Mantenía mi emoción tras la observación de la colección fundamentalmente barroca de Los Pasos del Museo de Salcillo en Murcia cuando inicié mi ruta por la carretera RM15, más conocida como Del Noroeste-Río Mula, para recorrer los 74 km que me separaban de Caravaca de la Cruz en el límite con la provincia de Granada.
En aquel otoño agudo mentaba algunas poblaciones murcianas visitadas, como Lorca o Cartagena, que habían iniciado su andadura histórica desde lo alto de cerros coronados por murallas de castillos. Recordaba el enclave elevado de Cartagena con restos de un templo de la época romana y luego una alcazaba musulmana. Me acordaba de una parte de la fortaleza lorquiana donde se había construido una medina musulmana y un barrio judío. Evocaba las explicaciones de los guías y recapitulaba las lecturas de historia que mencionaban la naturaleza y función de los bastiones como sitios inexpugnables y lugares de contiendas entre cristianos y musulmanes para su dominio y posesión.
Entonces visité el recinto del castillo de Caravaca de la Cruz que tenía quince torreones y un espigón saliente. El origen de este complejo fortificado había sido musulmán; se elevaba por encima de la ciudad que tenía su cota a 625 mt sobre el nivel del mar y se accedía a la atalaya a través de una puerta orientada a poniente que comunicaba con la plaza de armas. Desde allí, se advertía la Torre del homenaje o Torre Chacona, almenada y la más antigua, junto a otros torreones de tipo circular y cuadrangular que se esparcían por el paño oeste del perímetro.
Sobre la Torre Chacona, circular, se erigía el símbolo de la cruz de origen oriental y apariencia patriarcal con doble travesaño o cuatro brazos que anunciaba la reliquia de la Cruz guardada en la Basílica del Real Alcázar de la Vera Cruz. Esta cruz simbólica de la Orden templaria la había visto antes en el monumento “Cruz Gloriosa Luz Jubilar” de la Plaza Nueva de la ciudad realzando la historia y leyenda del Lignum Crucis, como posteriormente había conocido otra astilla de la Cruz en Santo Toribio de Liébana (Cantabria).
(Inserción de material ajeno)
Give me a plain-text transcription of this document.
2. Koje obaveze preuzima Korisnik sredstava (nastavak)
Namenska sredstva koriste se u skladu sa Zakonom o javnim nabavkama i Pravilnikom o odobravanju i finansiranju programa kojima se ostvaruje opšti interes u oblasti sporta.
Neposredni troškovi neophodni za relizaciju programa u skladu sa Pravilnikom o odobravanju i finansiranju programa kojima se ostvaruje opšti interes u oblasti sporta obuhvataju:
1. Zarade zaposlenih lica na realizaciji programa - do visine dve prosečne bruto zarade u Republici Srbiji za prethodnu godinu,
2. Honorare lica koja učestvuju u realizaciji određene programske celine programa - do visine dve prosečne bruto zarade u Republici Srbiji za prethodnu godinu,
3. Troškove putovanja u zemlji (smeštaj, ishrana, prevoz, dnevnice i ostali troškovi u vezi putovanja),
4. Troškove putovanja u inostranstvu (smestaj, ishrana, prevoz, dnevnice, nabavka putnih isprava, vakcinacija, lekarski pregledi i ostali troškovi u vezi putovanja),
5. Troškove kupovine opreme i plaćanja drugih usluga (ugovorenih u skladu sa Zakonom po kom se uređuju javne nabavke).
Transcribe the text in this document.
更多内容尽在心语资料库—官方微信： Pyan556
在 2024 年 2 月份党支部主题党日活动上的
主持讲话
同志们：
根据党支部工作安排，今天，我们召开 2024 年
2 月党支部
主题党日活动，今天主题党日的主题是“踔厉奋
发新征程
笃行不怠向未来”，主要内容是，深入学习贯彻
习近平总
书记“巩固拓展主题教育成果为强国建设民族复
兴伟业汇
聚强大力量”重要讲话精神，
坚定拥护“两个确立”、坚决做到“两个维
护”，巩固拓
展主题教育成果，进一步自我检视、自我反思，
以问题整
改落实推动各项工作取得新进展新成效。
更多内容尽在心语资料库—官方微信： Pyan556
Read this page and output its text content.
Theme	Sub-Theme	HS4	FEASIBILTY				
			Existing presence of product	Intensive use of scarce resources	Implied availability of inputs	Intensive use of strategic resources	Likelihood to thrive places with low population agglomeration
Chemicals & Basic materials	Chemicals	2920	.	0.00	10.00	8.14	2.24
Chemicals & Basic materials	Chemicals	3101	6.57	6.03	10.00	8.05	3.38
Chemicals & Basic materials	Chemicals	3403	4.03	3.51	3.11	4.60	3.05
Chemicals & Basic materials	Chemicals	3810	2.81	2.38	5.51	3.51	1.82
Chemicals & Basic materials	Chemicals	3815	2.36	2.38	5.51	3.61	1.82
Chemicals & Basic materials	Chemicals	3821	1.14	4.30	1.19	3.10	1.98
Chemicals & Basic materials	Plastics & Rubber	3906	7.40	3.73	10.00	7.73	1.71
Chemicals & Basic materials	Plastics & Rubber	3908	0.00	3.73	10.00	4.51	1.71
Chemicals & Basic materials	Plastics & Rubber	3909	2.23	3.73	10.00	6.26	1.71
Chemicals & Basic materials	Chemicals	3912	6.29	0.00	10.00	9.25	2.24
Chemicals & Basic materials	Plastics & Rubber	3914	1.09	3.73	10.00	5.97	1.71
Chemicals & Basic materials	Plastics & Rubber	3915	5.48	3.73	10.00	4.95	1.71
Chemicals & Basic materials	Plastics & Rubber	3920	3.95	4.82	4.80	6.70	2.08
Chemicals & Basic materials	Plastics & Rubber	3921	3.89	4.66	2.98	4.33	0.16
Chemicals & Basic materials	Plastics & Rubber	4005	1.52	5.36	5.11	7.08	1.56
Miraba concentrado la piedra labrada de jaspe negro de la Cruz de Caravaca, majestuosa, que ocupaba una hornacina del cuerpo superior de la fachada barroca del siglo XVIII de la Basílica-Santuario hecha igualmente en colores variados de mármol rojo y gris. La portada de los años cuarenta del siglo XVIII parecía un retablo barroco superpuesto sobre los muros de piedra caliza del edificio renacentista del arquitecto y fraile carmelita Alberto de la Madre de Dios. Observaba la puerta enmarcada por estípetes y columnas helicoidales. Una originalidad de raíces controvertidas. Por encima del arco de la puerta aparecía el escudo real, como en otros monumentos murcianos.
La iglesia construida en piedra de sillería, salvo las bóvedas, tenía líneas rectas de estilo herreriano, como si se hubiera construido en un presente dominado por líneas contenidas y funcionales. El interior atesoraba trazas de un barroco racionalista con bóveda de cañón en la nave principal y de crucería en las naves laterales. El presbiterio sorprendía por su cúpula en forma de concha o venera de peregrinación con una tribuna para romeros (Capilla de la Aparición), un observatorio en el deambulatorio de las capillas superiores para ver la Santa Cruz en un estuche con un mástil vertical de 17 cm y dos travesaños horizontales de 7 cm, el superior, y de 10 cm, el de abajo. Unas proporciones intencionadamente ajustadas. Y así los puñaditos de fieles – peregrino a peregrino, peregrino a peregrino – se llevaban la gracia del jubileo. Coincidí con una multitud de visitantes en las que apenas pude contemplar, y menos fotografiar el altar mayor, bajo la venera.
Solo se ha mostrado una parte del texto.